The primary study outcome at 52 weeks was the SLE Responder Index (SRI) response rate with the modified SLE Disease Activity Index (SLEDAI)–2000 scoring for proteinuria (SRI-S2K). This required at least a 4-point reduction from baseline in the Safety of Estrogens in Lupus Erythematosus – National Assessment (SELENA)-SLEDAI, no worsening in the Physician Global Assessment, as well as no new British Isles Lupus Assessment Group (BILAG) A or two new BILAG B organ domain scores. This outcome was achieved in 48.7% of the belimumab group and 41.6% of controls, for 40% greater likelihood in the active treatment arm in a logistic regression analysis, which didn’t achieve statistical significance. While the between-group difference was significant in favor of belimumab during the monthly assessments at weeks 32-44, the belimumab and placebo response rates converged thereafter.

The belimumab safety profile contained no surprises. Of note, rates of opportunistic infections, depression, and suicide or self-injury, which had been deemed adverse events of special interest based upon previous studies, were numerically lower than in controls.

Dr. Jim C. Oates, professor of medicine, director of the division of rheumatology and immunology, and vice chair for research at the Medical University of South Carolina, Charleston Bruce Jancin/MDedge News

Dr. Jim C. Oates

The deflating EMBRACE results are sure to come under close scrutiny, since black patients with SLE have been identified as a population with a major unmet need for improved therapies. Of note, 44% of study participants were from the United States and Canada, and they had a longer disease duration, lower damage scores, and less serologically active disease than subjects from the rest of the world.

Because the results of prior phase 3 studies showed increased belimumab response rates in patients with serologically more active disease, prespecified subgroup analyses of the composite endpoint were conducted. These analyses parsed out several subgroups who were significantly more likely to achieve the primary endpoint with belimumab than with placebo. Black patients with a baseline SELENA-SLEDAI-S2K score of 10 or greater had a 52.5% response rate to belimumab, compared with 40.9% with placebo, for a 76% relative increase. Patients with a low baseline C3 and/or C4 were 200% more likely to respond to the biologic agent than placebo, by a margin of 47.2% versus 24.6%. And patients from outside North America were 80% more likely to respond to belimumab, with a 57.5% response rate, compared with 44.0% on placebo.

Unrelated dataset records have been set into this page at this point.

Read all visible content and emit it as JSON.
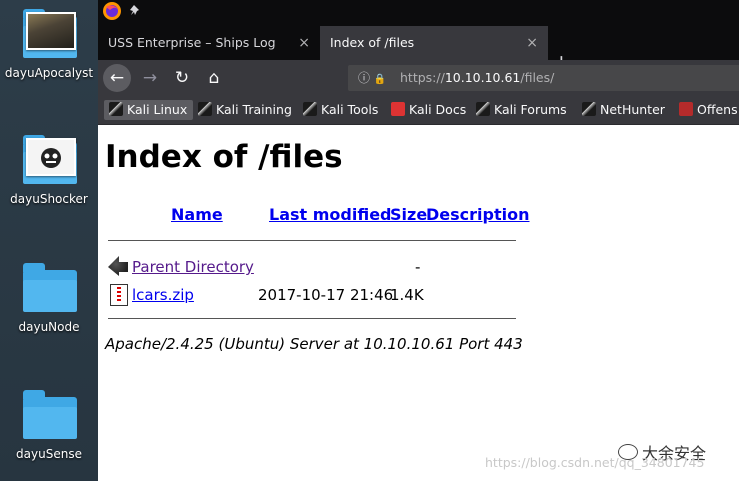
{
  "desktop": {
    "items": [
      {
        "label": "dayuApocalyst",
        "icon": "image-folder-icon"
      },
      {
        "label": "dayuShocker",
        "icon": "image-folder-icon"
      },
      {
        "label": "dayuNode",
        "icon": "folder-icon"
      },
      {
        "label": "dayuSense",
        "icon": "folder-icon"
      }
    ]
  },
  "browser": {
    "tabs": [
      {
        "label": "USS Enterprise – Ships Log",
        "close": "×",
        "active": false
      },
      {
        "label": "Index of /files",
        "close": "×",
        "active": true
      }
    ],
    "new_tab": "+",
    "nav": {
      "back": "←",
      "forward": "→",
      "reload": "↻",
      "home": "⌂"
    },
    "url": {
      "prefix": "https://",
      "host": "10.10.10.61",
      "path": "/files/",
      "info_icon": "ⓘ",
      "lock_icon": "🔒"
    },
    "bookmarks": [
      {
        "label": "Kali Linux",
        "active": true
      },
      {
        "label": "Kali Training"
      },
      {
        "label": "Kali Tools"
      },
      {
        "label": "Kali Docs"
      },
      {
        "label": "Kali Forums"
      },
      {
        "label": "NetHunter"
      },
      {
        "label": "Offens"
      }
    ]
  },
  "page": {
    "title": "Index of /files",
    "columns": {
      "name": "Name",
      "modified": "Last modified",
      "size": "Size",
      "description": "Description"
    },
    "rows": [
      {
        "name": "Parent Directory",
        "modified": "",
        "size": "-",
        "description": ""
      },
      {
        "name": "lcars.zip",
        "modified": "2017-10-17 21:46",
        "size": "1.4K",
        "description": ""
      }
    ],
    "address": "Apache/2.4.25 (Ubuntu) Server at 10.10.10.61 Port 443"
  },
  "watermark": {
    "brand": "大余安全",
    "url": "https://blog.csdn.net/qq_34801745"
  }
}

One audience member noted there is evidence that the use of mycophenolate appears to be advantageous in African American SLE patients and wondered if the EMBRACE subgroup on belimumab plus background mycophenolate fared significantly better than with placebo. Dr. Oates replied that, although it’s an important question, the subset analysis isn’t available yet.

The EMBRACE trial was sponsored by GlaxoSmithKline. Dr. Oates reported receiving research funding from that pharmaceutical company and several others, the National Institutes of Health, and the Department of Veterans Affairs.